Saggi che formano colonie dovrebbero essere utilizzati per determinare la frequenza e il tipo di progenitori emopoietici indotte. La natura delle cellule che formano colonie può essere confermata attraverso la preparazione cytospins Wright-macchiati dalle singole colonie. hPSCs trasdotte con ETV2 e GATA2 producono per lo più di grandi dimensioni (superiori a 0,5 mm di diametro) ad alto potenziale (HPP) colonie mieloidi proliferative composte di granulociti immaturi e cellule monocitiche, con alcune cellule mieloidi mature e eritroide occasionali e cellule megacariociti. In media oltre l'80% dei CFC in GATA2 / culture ETV2 trasdotte sono centrali è mieloidi. Inoltre, queste culture generano eritroidi e macrofagi colonie (Figura 2E), che di solito comprendono meno del 20% dei CFC totale. HPSC trasduzione con ETV2 e GATA1 aumenta significativamente °e percentuale di CFC-E fino al 50%. Culture trasdotte TAL1 e GATA2 producono principalmente eritroide (oltre l'80% del totale CFC) e le colonie megacariociti (oltre il 10% del totale CFC), con pochissime colonie di macrofagi (meno del 5% del totale CFC). L'aggiunta di LMO2 al TAL1 e la combinazione GATA2 aumenta notevolmente la frequenza di cellule che formano colonie con eritro-megacariocitica potenziale ^10. Il modello di attività CFC dopo trasduzione con le combinazioni descritte di fattori di trascrizione è coerente tra le diverse linee di hESC e hiPSC ^10.

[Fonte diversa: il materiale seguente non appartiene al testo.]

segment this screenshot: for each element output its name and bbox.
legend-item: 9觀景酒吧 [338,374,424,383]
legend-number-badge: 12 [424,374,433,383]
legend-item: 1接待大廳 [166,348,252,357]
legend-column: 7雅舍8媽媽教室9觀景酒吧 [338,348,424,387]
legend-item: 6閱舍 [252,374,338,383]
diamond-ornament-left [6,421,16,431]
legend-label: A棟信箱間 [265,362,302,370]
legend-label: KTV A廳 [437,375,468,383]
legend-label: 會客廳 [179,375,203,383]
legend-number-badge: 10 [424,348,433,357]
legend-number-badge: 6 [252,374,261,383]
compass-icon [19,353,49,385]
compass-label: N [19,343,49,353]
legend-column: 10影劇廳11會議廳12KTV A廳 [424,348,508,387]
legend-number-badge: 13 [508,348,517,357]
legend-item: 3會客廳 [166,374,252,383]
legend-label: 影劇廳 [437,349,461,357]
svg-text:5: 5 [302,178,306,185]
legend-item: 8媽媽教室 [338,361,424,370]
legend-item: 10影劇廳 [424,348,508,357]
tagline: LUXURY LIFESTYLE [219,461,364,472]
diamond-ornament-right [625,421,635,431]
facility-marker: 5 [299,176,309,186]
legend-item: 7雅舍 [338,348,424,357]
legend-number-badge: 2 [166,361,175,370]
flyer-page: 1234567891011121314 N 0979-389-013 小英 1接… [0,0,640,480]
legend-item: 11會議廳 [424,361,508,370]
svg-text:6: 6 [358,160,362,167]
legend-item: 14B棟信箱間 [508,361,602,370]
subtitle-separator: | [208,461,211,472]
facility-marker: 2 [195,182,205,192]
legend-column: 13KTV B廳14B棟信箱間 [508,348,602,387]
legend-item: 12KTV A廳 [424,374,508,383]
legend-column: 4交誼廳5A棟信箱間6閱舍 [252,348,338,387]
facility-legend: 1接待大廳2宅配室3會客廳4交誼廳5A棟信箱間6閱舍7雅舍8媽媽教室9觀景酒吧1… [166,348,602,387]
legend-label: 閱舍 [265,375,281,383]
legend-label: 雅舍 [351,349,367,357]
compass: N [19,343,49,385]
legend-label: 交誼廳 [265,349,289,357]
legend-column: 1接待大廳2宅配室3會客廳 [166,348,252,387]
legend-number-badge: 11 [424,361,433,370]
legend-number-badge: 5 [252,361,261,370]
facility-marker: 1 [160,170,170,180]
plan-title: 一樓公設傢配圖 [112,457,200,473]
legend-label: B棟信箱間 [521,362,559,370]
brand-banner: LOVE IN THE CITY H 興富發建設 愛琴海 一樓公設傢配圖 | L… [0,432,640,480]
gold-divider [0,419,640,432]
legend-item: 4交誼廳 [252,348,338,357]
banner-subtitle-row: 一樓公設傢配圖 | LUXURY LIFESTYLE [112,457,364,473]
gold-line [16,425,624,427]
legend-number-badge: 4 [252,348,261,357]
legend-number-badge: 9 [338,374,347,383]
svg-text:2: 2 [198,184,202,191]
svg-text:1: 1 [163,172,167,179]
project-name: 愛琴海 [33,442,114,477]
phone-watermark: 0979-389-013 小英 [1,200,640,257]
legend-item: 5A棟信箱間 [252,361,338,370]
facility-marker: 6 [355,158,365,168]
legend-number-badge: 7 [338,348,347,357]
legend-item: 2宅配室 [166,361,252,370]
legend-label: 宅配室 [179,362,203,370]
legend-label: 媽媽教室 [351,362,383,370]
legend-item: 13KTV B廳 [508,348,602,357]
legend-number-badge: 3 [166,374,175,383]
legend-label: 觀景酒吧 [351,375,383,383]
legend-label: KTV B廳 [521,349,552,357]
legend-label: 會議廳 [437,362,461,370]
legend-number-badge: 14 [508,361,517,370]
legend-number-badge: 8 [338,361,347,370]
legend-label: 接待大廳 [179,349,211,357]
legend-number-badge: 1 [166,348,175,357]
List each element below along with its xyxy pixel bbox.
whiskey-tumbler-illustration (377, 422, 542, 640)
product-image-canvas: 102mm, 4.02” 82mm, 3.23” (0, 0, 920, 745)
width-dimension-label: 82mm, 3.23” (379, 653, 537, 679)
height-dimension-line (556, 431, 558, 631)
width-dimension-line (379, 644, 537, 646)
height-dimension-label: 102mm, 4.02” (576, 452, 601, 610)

In sintesi, la sovraespressione lentiviral-mediata hPSCs è uno strumento relativamente rapido ed efficiente per l'induzione di HE e sangue utilizzando TF. Questo sistema può essere utilizzato anche per valutare la capacità di differenziazione altre TF e identificare quelli che sono necessari per endoteliale e specifica ematopoietiche. Tuttavia, l'attuale protocollo ha un'utilità limitata per gli studi di exintracellulare segnalazione coinvolti nell'induzione di SE, in quanto utilizza TF per aggirare la segnalazione mediata da recettori di superficie. Anche se l'attuale protocollo descrive la produzione di sangue con l'espressione costitutiva di un transgene, risultati simili potrebbero essere ottenuti utilizzando mRNA modificati ^10.

IS è socio fondatore e consulente per Cynata.

We thank Matt Raymond for editorial assistance. This work was supported by funds from the National Institute of Health (U01HL099773, R01HL116221, and P51 RR000167) and The Charlotte Geyer Foundation.